Assassinato de 108 meninas em escola fundamental no Irã é a marca de Israel na guerra

As Forças Armadas dos Estados Unidos e Israel, comandadas por genocidas e tiranos, atacaram o Irã de surpresa, enquanto fingiam negociar uma paz na região.

Foi um golpe pelas costas de quem não respeita regras e leis internacionais, bem ao estilo de Trump e Netanyahu, que zombam das normas que regem a vida dos demais mortais.

Numa sinergia do Mal, ambos juntam a falta de escrúpulos ao sadismo de fazer sofrer os outros.

Como que para juntar infâmia à covardia do ataque surpresa, uma escola de ensino fundamental, onde só estudavam meninas, foi destruída por um míssil, desses que têm precisão capaz de acertar um único homem. 

Logo, não foi um erro. É a assinatura de que a destruição da escola de meninas foi feita pela mais cruel das Forças Armadas, a de Israel, que além de matar, estupra, rouba, se apodera de órgãos para transplantes.
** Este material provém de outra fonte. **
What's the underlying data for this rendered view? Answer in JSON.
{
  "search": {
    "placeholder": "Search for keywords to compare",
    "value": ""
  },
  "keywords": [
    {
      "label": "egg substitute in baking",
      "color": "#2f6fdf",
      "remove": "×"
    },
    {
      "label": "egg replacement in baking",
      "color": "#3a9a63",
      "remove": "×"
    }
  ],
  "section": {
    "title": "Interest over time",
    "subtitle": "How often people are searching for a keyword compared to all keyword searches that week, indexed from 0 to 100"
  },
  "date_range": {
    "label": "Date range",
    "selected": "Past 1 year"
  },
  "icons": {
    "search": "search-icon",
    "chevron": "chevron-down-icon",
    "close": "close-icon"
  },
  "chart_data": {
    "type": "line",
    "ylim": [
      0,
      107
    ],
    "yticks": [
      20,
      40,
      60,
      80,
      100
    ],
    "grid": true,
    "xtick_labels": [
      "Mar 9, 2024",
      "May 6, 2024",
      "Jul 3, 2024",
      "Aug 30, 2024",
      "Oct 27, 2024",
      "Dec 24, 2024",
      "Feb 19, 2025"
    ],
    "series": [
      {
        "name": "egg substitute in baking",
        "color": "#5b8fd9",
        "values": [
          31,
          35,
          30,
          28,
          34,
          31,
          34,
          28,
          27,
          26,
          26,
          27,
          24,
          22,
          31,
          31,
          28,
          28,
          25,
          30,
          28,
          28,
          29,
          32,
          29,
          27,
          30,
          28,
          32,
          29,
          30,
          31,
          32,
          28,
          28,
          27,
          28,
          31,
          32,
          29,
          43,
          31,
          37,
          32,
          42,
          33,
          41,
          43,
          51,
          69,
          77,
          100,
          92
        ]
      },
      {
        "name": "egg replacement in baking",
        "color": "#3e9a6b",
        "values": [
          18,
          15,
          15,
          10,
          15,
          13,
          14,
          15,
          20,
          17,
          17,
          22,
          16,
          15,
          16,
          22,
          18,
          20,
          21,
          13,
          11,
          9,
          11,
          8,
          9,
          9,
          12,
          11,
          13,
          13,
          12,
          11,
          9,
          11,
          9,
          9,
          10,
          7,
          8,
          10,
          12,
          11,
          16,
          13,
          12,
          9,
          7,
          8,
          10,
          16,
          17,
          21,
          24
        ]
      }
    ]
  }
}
O objetivo é causar horror, mostrando que quem é capaz de eliminar mais de uma centena de meninas estudantes cruelmente é capaz de tudo. E as Forças Armadas de Israel são capazes de tudo.

Somente em Gaza, até o momento, e contando apenas os que puderam ser contabilizados, 75 mil palestinos foram assassinados por Israel, numa guerra de extermínio, definida como genocídio pelo Tribunal Penal Internacional, que também condenou Netanyahu como genocida, com mandados de prisão em todos os países signatários, entre os quais o Brasil.

Os números de palestinos assassinados são de um trabalho de campo conduzido pelo Centro Palestino de Pesquisa Política e Pesquisas, dirigido pelo pesquisador palestino Khalil Shikaki. 

O estudo, comandado por Michael Spagat, professor da Royal Holloway, Universidade de Londres, revisado por pares, publicado na quarta-feira, dia 18, na Lancet, concluiu que mulheres, crianças e idosos representaram 56,2% das mortes violentas em Gaza, o que dá aproximadamente 42 mil — crianças na maioria. 

O ataque ao Irã não foi precedido de informação à ONU, como obrigatório pelas leis internacionais. Nem Trump pediu autorização ao Congresso para fazê-lo, como obrigam as leis dos Estados Unidos.

Dois criminosos, de forma ilegal, espalhando sangue e horror pelo mundo, aplaudidos por racistas como eles e tratados com luvas de pelica pela mídia comercial acoelhada. 

Ambos querem se cacifar com a guerra para melhorarem suas situações nas pesquisas em seus países visando eleições que podem apeá-los do poder ainda este ano.

Por enquanto, além das explosões de mísseis, a imagem que fica é a deste iraniano em seu desespero com a mão de uma menina morta, pedindo para que olhemos para aquela mão, "a mão de uma menina de seis ou sete anos" morta por Israel.

Até quando vamos permitir e eleger genocidas e tiranos cruéis, quando o mundo quer paz? Ou não é isso o que queremos?